• Recent
    • Unsolved
    • Tags
    • Popular
    • Users
    • Groups
    • Search
    • Register
    • Login

    Multicast data address not change from one task to another one

    Scheduled Pinned Locked Moved Solved
    FOG Problems
    4
    16
    1.9k
    Loading More Posts
    • Oldest to Newest
    • Newest to Oldest
    • Most Votes
    Reply
    • Reply as topic
    Log in to reply
    This topic has been deleted. Only users with topic management privileges can see it.
    • J
      Jose Cacho @george1421
      last edited by

      @george1421 Ok, bit by bit is easier.

      Can you tell me how many CPU cores are in your VM Host server?

      You are right, they are vCPUs. I’m asking for the CPU cores in our VM Host server and come back with the information.

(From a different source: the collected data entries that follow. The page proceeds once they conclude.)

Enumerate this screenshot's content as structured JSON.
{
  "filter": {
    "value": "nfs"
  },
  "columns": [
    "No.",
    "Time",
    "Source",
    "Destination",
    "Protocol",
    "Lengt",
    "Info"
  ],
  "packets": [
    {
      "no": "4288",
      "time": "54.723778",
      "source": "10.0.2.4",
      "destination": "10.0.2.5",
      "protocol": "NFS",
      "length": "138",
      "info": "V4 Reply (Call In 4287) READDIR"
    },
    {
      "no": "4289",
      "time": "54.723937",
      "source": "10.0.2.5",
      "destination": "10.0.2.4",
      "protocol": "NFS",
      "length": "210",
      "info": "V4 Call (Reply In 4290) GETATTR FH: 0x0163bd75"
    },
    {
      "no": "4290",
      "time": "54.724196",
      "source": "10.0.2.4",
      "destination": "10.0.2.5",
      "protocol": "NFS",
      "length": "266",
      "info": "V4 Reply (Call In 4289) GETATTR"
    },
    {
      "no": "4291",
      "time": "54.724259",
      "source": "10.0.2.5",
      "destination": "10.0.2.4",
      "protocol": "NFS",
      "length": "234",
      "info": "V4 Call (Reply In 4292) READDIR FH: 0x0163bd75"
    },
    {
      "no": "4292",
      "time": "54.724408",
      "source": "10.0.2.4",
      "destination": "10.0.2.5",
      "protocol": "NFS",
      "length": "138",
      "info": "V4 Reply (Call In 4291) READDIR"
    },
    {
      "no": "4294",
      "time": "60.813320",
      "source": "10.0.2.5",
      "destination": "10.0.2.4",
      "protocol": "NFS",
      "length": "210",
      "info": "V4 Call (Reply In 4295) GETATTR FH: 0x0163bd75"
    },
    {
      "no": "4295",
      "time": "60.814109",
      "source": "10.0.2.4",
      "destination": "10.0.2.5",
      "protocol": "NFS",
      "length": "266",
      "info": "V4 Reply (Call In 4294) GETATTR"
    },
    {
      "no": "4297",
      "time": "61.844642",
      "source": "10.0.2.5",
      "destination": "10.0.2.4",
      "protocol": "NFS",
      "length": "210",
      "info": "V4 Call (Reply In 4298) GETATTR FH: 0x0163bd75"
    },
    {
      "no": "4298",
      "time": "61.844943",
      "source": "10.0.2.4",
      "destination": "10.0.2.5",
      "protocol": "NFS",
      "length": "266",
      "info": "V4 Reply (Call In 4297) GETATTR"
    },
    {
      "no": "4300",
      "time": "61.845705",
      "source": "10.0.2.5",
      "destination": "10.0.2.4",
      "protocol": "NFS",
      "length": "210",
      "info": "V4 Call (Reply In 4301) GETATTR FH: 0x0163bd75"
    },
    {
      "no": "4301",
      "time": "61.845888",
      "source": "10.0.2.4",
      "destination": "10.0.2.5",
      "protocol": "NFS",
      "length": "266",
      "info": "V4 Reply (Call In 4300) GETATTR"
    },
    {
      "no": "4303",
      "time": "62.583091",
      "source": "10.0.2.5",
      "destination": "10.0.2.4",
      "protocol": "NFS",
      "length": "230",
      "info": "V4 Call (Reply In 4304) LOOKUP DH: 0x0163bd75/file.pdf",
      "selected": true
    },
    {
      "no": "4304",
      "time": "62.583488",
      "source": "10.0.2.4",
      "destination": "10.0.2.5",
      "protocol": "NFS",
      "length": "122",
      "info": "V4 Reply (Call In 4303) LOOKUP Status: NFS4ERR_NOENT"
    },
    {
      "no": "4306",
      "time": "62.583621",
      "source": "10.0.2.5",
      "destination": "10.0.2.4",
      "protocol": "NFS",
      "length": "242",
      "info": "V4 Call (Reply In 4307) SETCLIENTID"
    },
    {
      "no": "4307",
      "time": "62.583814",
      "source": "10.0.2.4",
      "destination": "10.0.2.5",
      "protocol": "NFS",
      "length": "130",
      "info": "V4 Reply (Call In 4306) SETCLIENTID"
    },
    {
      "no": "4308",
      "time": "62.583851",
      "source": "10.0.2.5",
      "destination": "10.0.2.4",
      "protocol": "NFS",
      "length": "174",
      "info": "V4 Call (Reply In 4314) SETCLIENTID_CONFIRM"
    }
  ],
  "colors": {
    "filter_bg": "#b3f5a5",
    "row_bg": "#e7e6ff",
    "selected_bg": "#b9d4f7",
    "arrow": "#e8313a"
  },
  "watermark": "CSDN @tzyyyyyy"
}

      Also how many fog clients you have installed across your campus that is communicating with this FOG server?

      We have more than 7000 host on FOG today. And daily (our last count a year ago) it could be more than 2500 computers (switched on at the same time) communicating with this server.

      Just as a question, are you trying (or doing) multicasting across your WAN links?

      Yes, we are multicasting across our WAN links.
      I use the term of campus to get identified the 4 different locations that have the dedicated connections to the central CPD. So the “opposite end” unicast test has been done to one of these locations.

      The IP address is not a factor since it listens to every one. The combination of IP address + port number is what the target computer keys off from. Now you are entering into network switch configuration land.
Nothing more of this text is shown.